Yesterday we looked at how Dutch artist Jan Lievens envisioned the Biblical story of God’s edict to Abraham to murder his own son, Isaac, as a sign of his devotion. Lievens was a contemporary (and sometime studio partner) of Rembrandt van Rijn, who also painted his own version of the story. Unlike Lievens, who painted the scene after Abraham spared Isaac and killed a ram instead, Rembrandt, like Caravaggio before him, chose the more dramatic moment of the story when the angel appears and stops Abraham in his murderous intent.
Rembrandt (1606 – 1669), of course, is one of the world’s most famous and celebrated painters. His is one of the few names (like Leonardo and Michelangelo) that have become shorthand for “artist.” His revolutionary use of light and color, in addition to the sensitivity with which he portrayed the human condition, were combined with a supreme sense of composition and narrative.
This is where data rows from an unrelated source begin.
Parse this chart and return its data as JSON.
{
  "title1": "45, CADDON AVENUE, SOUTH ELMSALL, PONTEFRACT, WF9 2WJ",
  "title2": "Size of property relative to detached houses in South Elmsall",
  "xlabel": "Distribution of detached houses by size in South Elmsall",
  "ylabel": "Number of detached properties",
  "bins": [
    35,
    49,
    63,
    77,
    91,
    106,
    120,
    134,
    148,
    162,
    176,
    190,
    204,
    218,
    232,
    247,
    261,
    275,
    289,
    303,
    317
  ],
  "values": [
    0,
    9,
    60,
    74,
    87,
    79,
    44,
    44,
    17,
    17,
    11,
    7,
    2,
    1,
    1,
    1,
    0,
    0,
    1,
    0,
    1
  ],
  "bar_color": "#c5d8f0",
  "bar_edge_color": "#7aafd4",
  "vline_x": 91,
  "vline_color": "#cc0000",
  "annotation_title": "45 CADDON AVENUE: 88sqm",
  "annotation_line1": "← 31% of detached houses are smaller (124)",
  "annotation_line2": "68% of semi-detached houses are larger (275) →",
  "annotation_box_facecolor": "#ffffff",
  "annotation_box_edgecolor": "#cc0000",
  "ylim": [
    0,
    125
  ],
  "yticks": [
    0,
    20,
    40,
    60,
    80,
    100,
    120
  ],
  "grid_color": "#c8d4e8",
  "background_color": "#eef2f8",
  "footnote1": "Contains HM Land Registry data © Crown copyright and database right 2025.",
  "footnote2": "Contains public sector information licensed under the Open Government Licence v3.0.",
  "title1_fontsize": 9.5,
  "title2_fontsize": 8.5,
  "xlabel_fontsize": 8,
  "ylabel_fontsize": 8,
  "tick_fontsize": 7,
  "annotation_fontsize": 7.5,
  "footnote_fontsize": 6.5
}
He is truly one of the great masters.
Rembrandt was born into a middle class family; he showed an early aptitude for art and studied first with Jacob van Swanenburgh, and later (alongside Jan Lievens) with Pieter Lastman. Lastman was deeply impressed by Caravaggio’s use of light and color, and it’s probable that Lastman held up the Italian Renaissance master as a model to his students. (Caravaggio himself painted a deeply disturbing version of the Abraham and Isaac story.)
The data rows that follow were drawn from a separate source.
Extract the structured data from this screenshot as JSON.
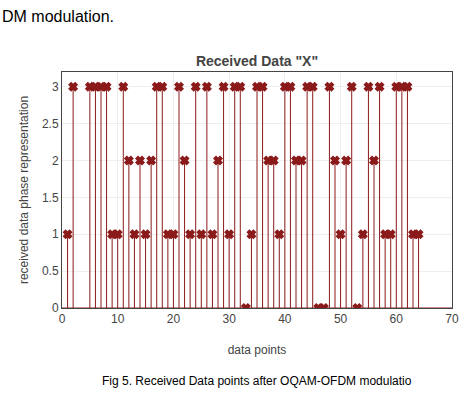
{
  "chart_data": {
    "type": "stem",
    "title": "Received Data \"X\"",
    "xlabel": "data points",
    "ylabel": "received data phase representation",
    "annotations": [
      "DM modulation.",
      "Fig 5. Received Data points after OQAM-OFDM modulatio"
    ],
    "x": [
      1,
      2,
      5,
      6,
      7,
      8,
      9,
      10,
      11,
      12,
      13,
      14,
      15,
      16,
      17,
      18,
      19,
      20,
      21,
      22,
      23,
      24,
      25,
      26,
      27,
      28,
      29,
      30,
      31,
      32,
      33,
      34,
      35,
      36,
      37,
      38,
      39,
      40,
      41,
      42,
      43,
      44,
      45,
      46,
      47,
      48,
      49,
      50,
      51,
      52,
      53,
      54,
      55,
      56,
      57,
      58,
      59,
      60,
      61,
      62,
      63,
      64
    ],
    "values": [
      1,
      3,
      3,
      3,
      3,
      3,
      1,
      1,
      3,
      2,
      1,
      2,
      1,
      2,
      3,
      3,
      1,
      1,
      3,
      2,
      1,
      3,
      1,
      3,
      1,
      2,
      3,
      1,
      3,
      3,
      0,
      1,
      3,
      3,
      2,
      2,
      1,
      3,
      3,
      2,
      2,
      3,
      3,
      0,
      0,
      3,
      2,
      1,
      2,
      3,
      0,
      1,
      3,
      2,
      3,
      1,
      1,
      3,
      3,
      3,
      1,
      1
    ],
    "color": "#8B1A1A",
    "marker": "x",
    "xlim": [
      0,
      70
    ],
    "xticks": [
      0,
      10,
      20,
      30,
      40,
      50,
      60,
      70
    ],
    "ylim": [
      0,
      3.2
    ],
    "yticks": [
      0,
      0.5,
      1,
      1.5,
      2,
      2.5,
      3
    ],
    "grid": true
  }
}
Rembrandt became one of history’s most celebrated portrait painters. He married Saskia van Uylenburg in 1634 and her father, an art dealer, was able to secure a great deal of work for his son-in-law. The couple lived and worked in the Breestraat, a busy street on the boarder of the Jewish neighborhood. Rembrandt studied many of the faces he saw there, and this study stood him in good stead for his masterful pictures depicting Old Testament figures. Rembrandt created more than 300 Biblical works, including drawings and etchings.
Despite his success, Rembrandt was never very competent when it came to financial affairs. He lived way beyond his means, using much of his money to buy art and antiquities. He sold much of his collection to avoid bankruptcy in 1656 including Roman busts, Japanese armor and his collections of minerals and gems. The art establishment, always out to get him, represented by the painters guild actually created a rule that artists in Rembrandt’s financial position could not trade as painters. Rembrandt was forced to move into a smaller house and he died in dire financial straits.
The Angel Prevents the Sacrifice of Isaac was painted around 1635 and, as is usually the case with Rembrandt, he finds the decisive, dramatic moment of the story to illustrate with his brush.
Rembrandt was much the same age as Lievens when he painted his version of Abraham and Isaac. And though both men are great masters in their own right, I think that the Rembrandt is by far the superior picture of the two. Both artists focus on Isaac, but where Lievens pinpoints the ambiguity of the boy’s emotions, Rembrandt details his lily white youth and supple boyhood. Indeed, the bleached white of Isaac’s torso shows that the heavenly light is not on Abraham, but on Isaac.
Nor is Isaac any willing murder victim; like Caravaggio’s possible self-portrait in the same role, this is an Isaac who is clearly being abused by his father. Abraham’s hand covers the boy’s face and mouth – he cannot cry out, nor can he breathe. His hands are tied behind his back, but his body and legs twist and squirm in terror.
It is curious, too, that Rembrandt’s Isaac, like Caravaggio’s, is nude or mostly nude. This curious fetishizing of Isaac links the work of these two masters, and will also be in evidence tomorrow when we look at Titian.
Where Caravaggio paints Abraham as an emotional blank, though, Rembrandt creates a very different picture of the prophet. Here, Abraham is clearly a confused old duffer, dropping his knife in surprise at the arrival of the angel. There is no sense of purpose, as with Caravaggio, or perhaps continued malign intent, as with Lievens, but, rather, simply infirmity and, possibly, dementia. One wonders how the old man managed to subdue the boy in the first place.
Also interesting is the angel. It appears here that the angel arrives in the proverbial nick of time – and the look on its face seems to indicate more than a touch of disapproval of the entire incident. (What, it seems to ask, are you crazy…?)
I would draw your attention to the hands of both Abraham and the angel – they seem, to me, curiously deliberate. The hand smothering Isaac is quite massive, and the hand that held the knife seems quite powerful indeed – hardly the hands belonging to so old a man as Abraham. The angel’s hand clutching Abraham’s wrist also seems powerfully delineated, with dark patches between fingers, while the hand heavenward seems curiously feminine and small.
As is often the case with this story, one wonders what happens once the angel drifts heavenward. Isaac is already tied and lying on what would be his funeral pyre. The ram that will be killed in his stead is nowhere in evidence – so we have to ask, how does one move from this moment of supreme drama and religious mania back to normalcy?